The entrepreneur’s salvation and doom lies in the ability to get passionate about something. Really, really passionate. Picture yourself up at 2 am, then 2:30am, then 3:17am, then for the rest of the night crouched in the second floor bedroom pounding out notes by the dim light of your laptop wondering which of your friends would be most likely to take your phone call at this hour-type passion. This is what spurs entrepreneurs on. Having ideas, great ideas, and making them happen. This passion will sustain them during slow sales, working 22 days straight and epic public relations mishaps.
This passion also cripples some entrepreneurs when it comes to the day to day tedious tasks like tracking money-in/money-out with some lame accounting software that makes them feel like they’ve never used a computer before. Tasks like cleaning the toilet and sweeping the floor don’t possess the allure they once did when they decided NOT to hire a janitorial service. Entrepreneurs fail easily when tasks don’t provide immediate gratification toward the completion of the goal that relates directly to the passion. Unlike the 6 degrees of separation rule, entrepreneurs can only tolerate about 1 degree of separation between the task at hand and world domination.

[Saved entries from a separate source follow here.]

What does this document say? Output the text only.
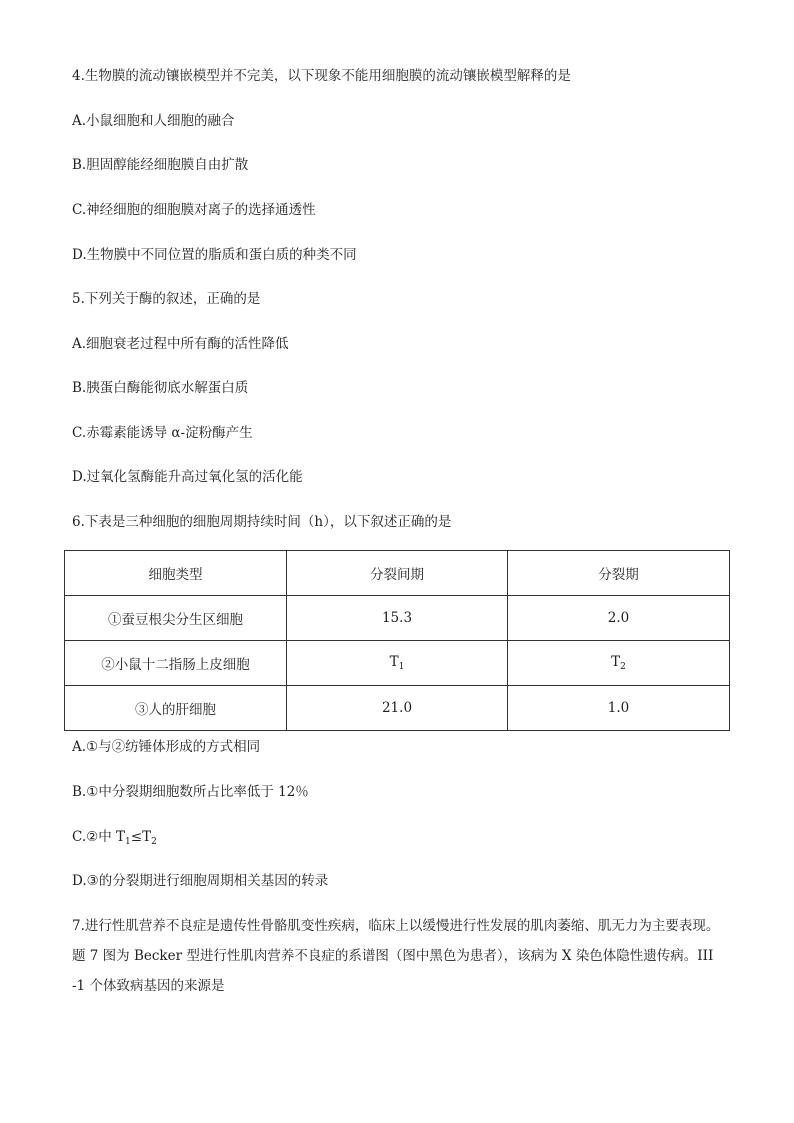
4.生物膜的流动镶嵌模型并不完美，以下现象不能用细胞膜的流动镶嵌模型解释的是
A.小鼠细胞和人细胞的融合
B.胆固醇能经细胞膜自由扩散
C.神经细胞的细胞膜对离子的选择通透性
D.生物膜中不同位置的脂质和蛋白质的种类不同
5.下列关于酶的叙述，正确的是
A.细胞衰老过程中所有酶的活性降低
B.胰蛋白酶能彻底水解蛋白质
C.赤霉素能诱导 α-淀粉酶产生
D.过氧化氢酶能升高过氧化氢的活化能
6.下表是三种细胞的细胞周期持续时间（h），以下叙述正确的是
细胞类型	分裂间期	分裂期
①蚕豆根尖分生区细胞	15.3	2.0
②小鼠十二指肠上皮细胞	$T_1$	$T_2$
③人的肝细胞	21.0	1.0
A.①与②纺锤体形成的方式相同
B.①中分裂期细胞数所占比率低于 12％
C.②中 $T_1\le T_2$
D.③的分裂期进行细胞周期相关基因的转录
7.进行性肌营养不良症是遗传性骨骼肌变性疾病，临床上以缓慢进行性发展的肌肉萎缩、肌无力为主要表现。
题 7 图为 Becker 型进行性肌肉营养不良症的系谱图（图中黑色为患者），该病为 X 染色体隐性遗传病。III
-1 个体致病基因的来源是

Unfortunately, the day to day tasks tend to sustain the shiny and passion inducing ones. Alas, the paradox of passion.
What are you passionate about and how do you marry the passion with the day to day necessities?
OMG Angel! This post makes me want to hug you. In fact, next time you see me, expect it. It’s all so spot on true!
Christina,
That is awesome! Your excitement, that is and a pending hug! FTW!
So… can I put you down as a definite maybe on my “Who to Call at 2:00AM” list?
And this is totally true as it is my weakness and main de-motivator, “Entrepreneurs fail easily when tasks don’t provide immediate gratification toward the completion of the goal”
Suzanne, you make me laugh out loud. My answer is “perhaps.” I think we need a Bat Signal or similar for this problem.
The paradox of passion http://bit.ly/cymYW4
Do you have the paradox of passion? http://bit.ly/cymYW4
Love your post…thanks for sharing! This makes me feel so much better and so much *less* of a failure due to constantly being behind on the minutia of running my business… Yes, the passionate, creative, exciting parts stir me big time…the data entry/bookkeeping, etc…not so much. I’ll remember this next time I’m procrastinating on that stuff… (don’t know it’ll make me handle things any differently, but I may just feel a bit better about the whole thing.) 🙂
Inger-at least we can all be honest that we’re not over the top passionate about the mundane details of being entrepreneurs! I outsourced bookkeeping right away and it CHANGED my LIFE. My gal is way talented and knows her stuff at an affordable price. She’s available if you want her. Let me know. Stay passionate, my friend.